Now that I've got the Star Wars marathon out of the way, I'm onto something that I've wanted to do ever since seeing Ed Wood for the first time in the theater. Being a big fan of both Johnny Depp and Bela Lugosi, I loved Ed Wood, but I always felt like I was missing out on something because I'm not familiar with the actual films of Edward D. Wood, Jr. So, I've been wanting to watch the Ed Wood DVD and whenever it gets to the point where he releases a film, stop the DVD and then watch the actual Wood film.
Yes, it's an incredibly geeky thing to do, but admit it -- you think it's kind of a cool idea.
There are three films that Ed Wood talks about: Glen or Glenda, Bride of the Atom (aka Bride of the Monster), and Plan 9 from Outer Space. Last night we (my wife and I) watched the first part of Ed Wood and Glen or Glenda. In Ed Wood the producer of Glen or Glenda calls it a "stink bomb." He's absolutely right.
Forget about the fact that it's overly-serious and preachy as all get out about the plight of transvestites. Forget the stupid symbolism like when Glen/Glenda's girlfriend is pinned beneath a tree that represents the burden of knowing Glen's secret and Glen, not Glenda, is the only one able to lift the burden off of her. Forget the completely unnecessary use of Bela Lugosi as a mad-scientist-like puppet master who serves as one of the film's three narrators (actually, that bit is the best part of the film thanks to Lugosi's classic line, "Pull the string!"). Forget the overly long use of stock footage, like when a transvestite enlists in the military and we're treated to several, dialogue-less minutes of shots depicting military personnel shooting cannons and stuff. Forget about all that.
What I can't forget about, because I'm still trying to get my mind around it, is the buffalo imagery and Lugosi's creepy viewing of S&M/rape flicks and striptease images (which he follows up by looking straight into the camera with a "See? I told you so" expression as if I'm supposed to have understood any of what I've just seen, much less agree with the film's point in showing it to me).

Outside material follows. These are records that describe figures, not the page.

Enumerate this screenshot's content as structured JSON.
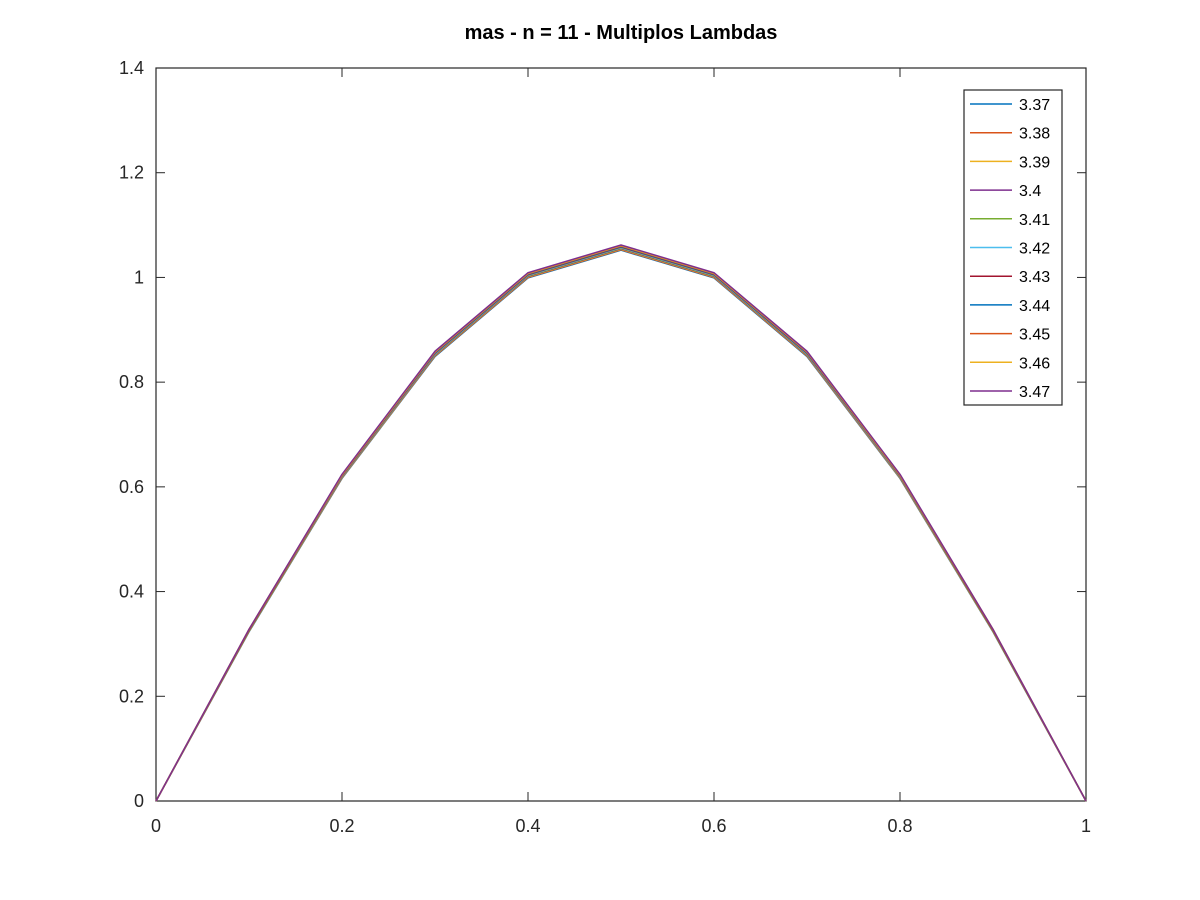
{
  "chart_data": {
    "type": "line",
    "title": "mas - n = 11 - Multiplos Lambdas",
    "xlabel": "",
    "ylabel": "",
    "xlim": [
      0,
      1
    ],
    "ylim": [
      0,
      1.4
    ],
    "x_ticks": [
      "0",
      "0.2",
      "0.4",
      "0.6",
      "0.8",
      "1"
    ],
    "y_ticks": [
      "0",
      "0.2",
      "0.4",
      "0.6",
      "0.8",
      "1",
      "1.2",
      "1.4"
    ],
    "x_tick_values": [
      0,
      0.2,
      0.4,
      0.6,
      0.8,
      1
    ],
    "y_tick_values": [
      0,
      0.2,
      0.4,
      0.6,
      0.8,
      1,
      1.2,
      1.4
    ],
    "grid": false,
    "legend_position": "top-right",
    "x": [
      0,
      0.1,
      0.2,
      0.3,
      0.4,
      0.5,
      0.6,
      0.7,
      0.8,
      0.9,
      1.0
    ],
    "series": [
      {
        "name": "3.37",
        "color": "#0072BD",
        "values": [
          0,
          0.323,
          0.616,
          0.849,
          0.999,
          1.052,
          0.999,
          0.849,
          0.616,
          0.323,
          0
        ]
      },
      {
        "name": "3.38",
        "color": "#D95319",
        "values": [
          0,
          0.324,
          0.617,
          0.85,
          1.0,
          1.053,
          1.0,
          0.85,
          0.617,
          0.324,
          0
        ]
      },
      {
        "name": "3.39",
        "color": "#EDB120",
        "values": [
          0,
          0.324,
          0.617,
          0.851,
          1.001,
          1.054,
          1.001,
          0.851,
          0.617,
          0.324,
          0
        ]
      },
      {
        "name": "3.4",
        "color": "#7E2F8E",
        "values": [
          0,
          0.325,
          0.618,
          0.852,
          1.002,
          1.055,
          1.002,
          0.852,
          0.618,
          0.325,
          0
        ]
      },
      {
        "name": "3.41",
        "color": "#77AC30",
        "values": [
          0,
          0.325,
          0.619,
          0.853,
          1.003,
          1.056,
          1.003,
          0.853,
          0.619,
          0.325,
          0
        ]
      },
      {
        "name": "3.42",
        "color": "#4DBEEE",
        "values": [
          0,
          0.326,
          0.62,
          0.854,
          1.004,
          1.057,
          1.004,
          0.854,
          0.62,
          0.326,
          0
        ]
      },
      {
        "name": "3.43",
        "color": "#A2142F",
        "values": [
          0,
          0.326,
          0.621,
          0.855,
          1.005,
          1.058,
          1.005,
          0.855,
          0.621,
          0.326,
          0
        ]
      },
      {
        "name": "3.44",
        "color": "#0072BD",
        "values": [
          0,
          0.327,
          0.622,
          0.856,
          1.006,
          1.059,
          1.006,
          0.856,
          0.622,
          0.327,
          0
        ]
      },
      {
        "name": "3.45",
        "color": "#D95319",
        "values": [
          0,
          0.327,
          0.622,
          0.857,
          1.007,
          1.06,
          1.007,
          0.857,
          0.622,
          0.327,
          0
        ]
      },
      {
        "name": "3.46",
        "color": "#EDB120",
        "values": [
          0,
          0.328,
          0.623,
          0.858,
          1.008,
          1.061,
          1.008,
          0.858,
          0.623,
          0.328,
          0
        ]
      },
      {
        "name": "3.47",
        "color": "#7E2F8E",
        "values": [
          0,
          0.328,
          0.624,
          0.859,
          1.009,
          1.062,
          1.009,
          0.859,
          0.624,
          0.328,
          0
        ]
      }
    ]
  }
}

What's truly sad about Glen or Glenda, if Ed Wood is right about the back-story, is that it was supposed to be a deeply personal movie for Wood, who was a transvestite himself. He was fiercely proud of the movie and really thought that he was showing society something that would change its opinion of cross-dressers and transsexuals. Knowing that, and actually seeing the stink bomb that he made, makes the character that much more sympathetic to me.
I think I'm going to enjoy this experiment.